In September’s blog post, we feature an interview with Dr. Tian Hong, Assistant Professor of Biochemistry & Cellular and Molecular Biology, University of Tennessee, Knoxville.
When did you first become interested in mathematics and biology?
I may not have a good answer for how my interest in “mathematics and biology” started, so I’ll give one for “mathematical biology”. I was first intrigued by the equations that I saw in my bioinformatics course at my undergraduate institution. They were rarely found in biology courses, and I thought they were cool. That was my initial interest in using quantitative approaches to understand biology. To be honest, I hardly knew anything about mathematical biology before joining a Ph.D. program, but I feel fortunate that I started my formal graduate training with a mathematical biologist.
Was the decision to do a Ph.D. an obvious and easy choice? And how did you come to run your own group?
Yes, it was a very easy decision for me to do a Ph.D. I knew that I liked problem solving, making discoveries and intellectual freedom. It took me a few years to decide on the area of my Ph.D. study though. I never regretted my careful decision of joining a mathematical/computational biology program, and I had wonderful experiences at the Genetics, Bioinformatics and Computational Biology program of Virginia Tech.

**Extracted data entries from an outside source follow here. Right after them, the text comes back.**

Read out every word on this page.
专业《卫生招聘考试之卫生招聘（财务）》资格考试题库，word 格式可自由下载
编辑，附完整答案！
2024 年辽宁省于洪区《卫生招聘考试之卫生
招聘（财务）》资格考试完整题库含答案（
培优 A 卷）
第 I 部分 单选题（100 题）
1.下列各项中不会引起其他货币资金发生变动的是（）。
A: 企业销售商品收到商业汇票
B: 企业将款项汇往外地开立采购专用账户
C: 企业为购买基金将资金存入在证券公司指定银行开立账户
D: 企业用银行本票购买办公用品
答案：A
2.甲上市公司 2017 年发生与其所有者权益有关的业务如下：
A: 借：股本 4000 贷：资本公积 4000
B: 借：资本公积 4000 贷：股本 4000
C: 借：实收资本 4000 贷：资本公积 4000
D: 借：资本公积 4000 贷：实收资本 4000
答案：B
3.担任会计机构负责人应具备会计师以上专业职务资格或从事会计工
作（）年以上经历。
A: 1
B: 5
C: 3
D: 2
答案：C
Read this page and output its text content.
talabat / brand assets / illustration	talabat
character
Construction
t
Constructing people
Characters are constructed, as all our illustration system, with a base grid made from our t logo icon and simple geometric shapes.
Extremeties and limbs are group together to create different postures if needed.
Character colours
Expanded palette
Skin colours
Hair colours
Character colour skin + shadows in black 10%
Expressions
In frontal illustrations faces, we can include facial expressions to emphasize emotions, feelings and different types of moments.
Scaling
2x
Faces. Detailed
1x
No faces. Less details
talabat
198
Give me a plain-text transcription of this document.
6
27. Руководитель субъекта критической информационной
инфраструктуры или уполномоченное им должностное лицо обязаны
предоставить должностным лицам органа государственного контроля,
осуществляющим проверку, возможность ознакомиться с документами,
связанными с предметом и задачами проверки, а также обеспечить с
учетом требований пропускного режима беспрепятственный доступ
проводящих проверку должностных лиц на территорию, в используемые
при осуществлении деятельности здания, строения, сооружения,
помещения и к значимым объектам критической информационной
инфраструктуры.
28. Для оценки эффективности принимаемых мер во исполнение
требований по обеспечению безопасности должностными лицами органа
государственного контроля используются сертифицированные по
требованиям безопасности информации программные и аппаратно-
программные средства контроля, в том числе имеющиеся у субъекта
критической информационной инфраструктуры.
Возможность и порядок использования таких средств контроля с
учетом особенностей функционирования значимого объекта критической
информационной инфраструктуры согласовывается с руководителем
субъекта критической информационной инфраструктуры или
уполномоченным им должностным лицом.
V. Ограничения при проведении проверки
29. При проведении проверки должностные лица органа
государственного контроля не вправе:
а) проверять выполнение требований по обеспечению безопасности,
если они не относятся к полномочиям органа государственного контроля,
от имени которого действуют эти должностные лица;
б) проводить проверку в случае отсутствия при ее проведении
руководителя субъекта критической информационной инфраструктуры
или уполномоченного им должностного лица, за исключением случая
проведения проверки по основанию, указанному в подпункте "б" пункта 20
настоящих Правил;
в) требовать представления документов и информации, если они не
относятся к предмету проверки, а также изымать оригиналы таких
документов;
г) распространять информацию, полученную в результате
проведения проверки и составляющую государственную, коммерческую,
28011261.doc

I did my postdoctoral training at the Center for Complex Biological Systems at University of California, Irvine, which offers many interdisciplinary research opportunities. I realized that there are so many interesting problems to solve in systems/mathematical biology. During my postdoc, I decided to look for faculty positions with which I could explore those questions and train younger scientists independently. I was offered a position at The University of Tennessee, Knoxville, and I started my group here in 2017. I am very grateful that I have been working with supportive mentors and collaborators in all three institutions.
What are your main research questions and why are they interesting?
My group is interested in how cells make decisions with their complex molecular interaction networks. Under this theme there are many questions that I’m working on. For example, how do some cells decide on their fate in a stepwise fashion during development? How do cells maintain and change their shapes and polarity? How is accurate tissue patterning achieved through cell fate decisions? How does differentiation generate multiple types of cells with desired proportions? While answering these questions requires many different mathematical and experimental tools, we are primarily focused on addressing them from the viewpoint of gene regulatory networks. To achieve the goals, we try to combine dynamical systems theories, simulations, and analysis of multiple types of experimental data.
It’s cool to think about how cells use chemical reactions to perform computations and make decisions. Dynamics of networks in biology is a fascinating topic because they can be both very complex and very simple. They are complex because of their large sizes as well as the variety of interaction modes. Yet, simple biological networks can achieve non-intuitive dynamics and perform crucial cellular functions. Finding patterns in complex systems in our cells is very satisfying, and it always amazes me how evolution has come up with neat solutions to challenging problems.
What makes you passionate about your work?
Interesting problems to solve and amazing people to work with. Interdisciplinary collaboration is at the heart of mathematical biology, and I think that’s what makes my job exciting and fun. Working in the field, I get to work with many colleagues who have very different skills and styles for research. Communicating science with people from different disciplines is a challenge and a treat, and it’s a great joy to come up with new ideas by crossing disciplines.
Do you have any advice for someone considering a career in mathematical biology?
Working in math bio means that you will need some knowledge in a wide range of subdisciplines of mathematics and biology. Don’t be intimidated by skills or research areas that you are unfamiliar with. Keep your curiosity about everything alive, solve one small problem at a time, and let the scientific questions lead you to different areas. It will be a long and fun journey.
Math bio has become an attractive field for people with mathematical background, which is fantastic, but I also hope to see more young biologists considering a career in mathematical biology.
What do you like to do in your spare time outside of work?
The two young kids keep me busy these days when I’m not working. I like walking with family, and we enjoy our occasional visits to the nearby Great Smoky Mountains, especially for the fall foliage. I always wanted to see the synchronized fireflies at the Mountains, partially for the love of mathematical biology, but I haven’t gotten a chance to do it yet.